Clarify Scala programming guide on caching ...

... with regards to saved map output. Wording taken partially from Matei Zaharia's email to the Spark user list. http://apache-spark-user-list.1001560.n3.nabble.com/performance-improvement-on-second-operation-without-caching-td5227.html
apache · May 6, 2014 · 171e670 · 171e670
1 parent 3c64750
commit 171e670
Showing 1 changed file with 6 additions and 3 deletions.
diff --git a/docs/scala-programming-guide.md b/docs/scala-programming-guide.md
@@ -278,10 +278,13 @@ iterative algorithms with Spark and for interactive use from the interpreter.

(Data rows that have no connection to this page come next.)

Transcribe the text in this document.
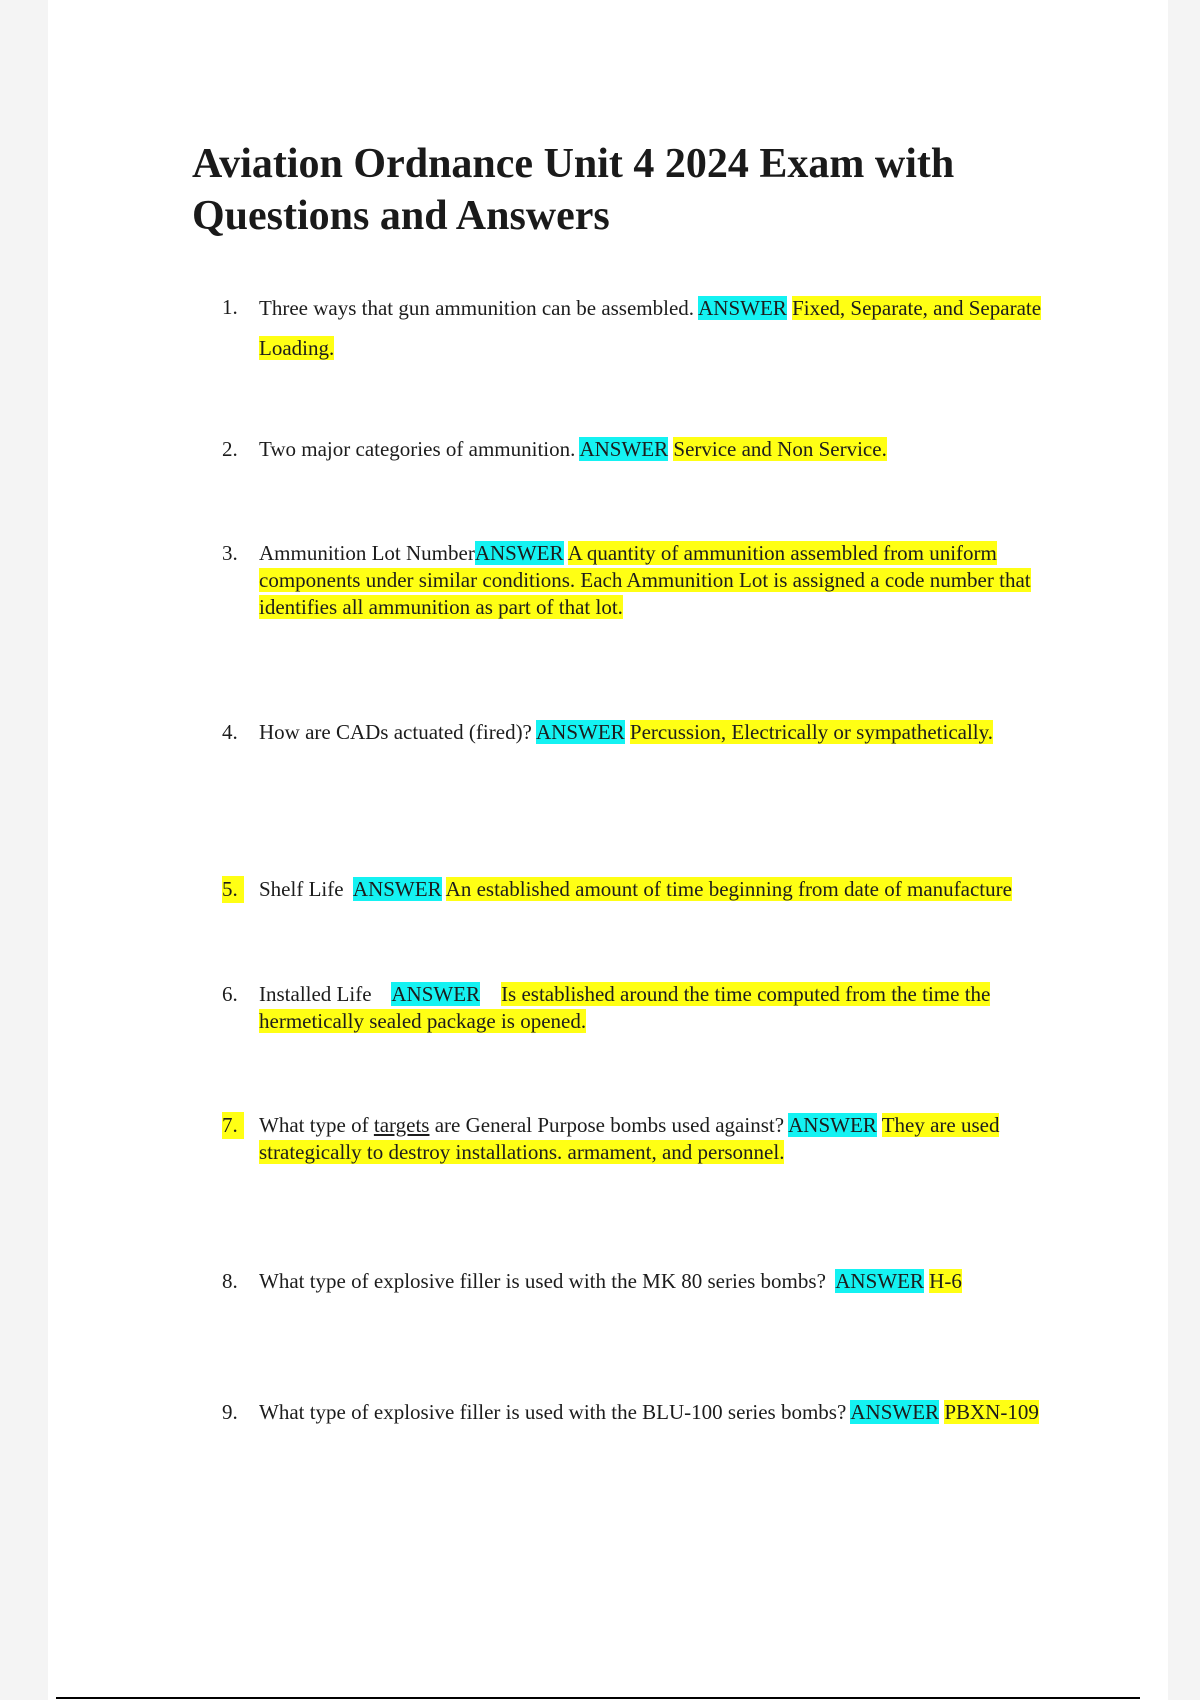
Aviation Ordnance Unit 4 2024 Exam with Questions and Answers
1.	Three ways that gun ammunition can be assembled. ANSWER Fixed, Separate, and Separate Loading.
2.	Two major categories of ammunition. ANSWER Service and Non Service.
3.	Ammunition Lot NumberANSWER A quantity of ammunition assembled from uniform components under similar conditions. Each Ammunition Lot is assigned a code number that identifies all ammunition as part of that lot.
4.	How are CADs actuated (fired)? ANSWER Percussion, Electrically or sympathetically.
5. Shelf Life ANSWER An established amount of time beginning from date of manufacture
6.	Installed Life ANSWER Is established around the time computed from the time the hermetically sealed package is opened.
7. What type of targets are General Purpose bombs used against? ANSWER They are used strategically to destroy installations. armament, and personnel.
8.	What type of explosive filler is used with the MK 80 series bombs? ANSWER H-6
9.	What type of explosive filler is used with the BLU-100 series bombs? ANSWER PBXN-109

 You can mark an RDD to be persisted using the `persist()` or `cache()` methods on it. The first time
 it is computed in an action, it will be kept in memory on the nodes. The cache is fault-tolerant --
 if any partition of an RDD is lost, it will automatically be recomputed using the transformations
-that originally created it.
+that originally created it. Note: in a multi-stage job, Spark saves the map output files from map
+stages to the filesystem, so it only needs to rerun the last reduce stage. This means that multi-stage
+jobs that are rerun will often not recompute the full dependency graph. The lack of recomputation,
+in this case, does not indicate that RDDs are cached.
 
-In addition, each RDD can be stored using a different *storage level*, allowing you, for example, to
-persist the dataset on disk, or persist it in memory but as serialized Java objects (to save space),
+In addition, each cached RDD can be stored using a different *storage level*, allowing you, for example,
+to persist the dataset on disk, or persist it in memory but as serialized Java objects (to save space),
 or replicate it across nodes, or store the data in off-heap memory in [Tachyon](http://tachyon-project.org/).
 These levels are chosen by passing a
 [`org.apache.spark.storage.StorageLevel`](api/scala/index.html#org.apache.spark.storage.StorageLevel)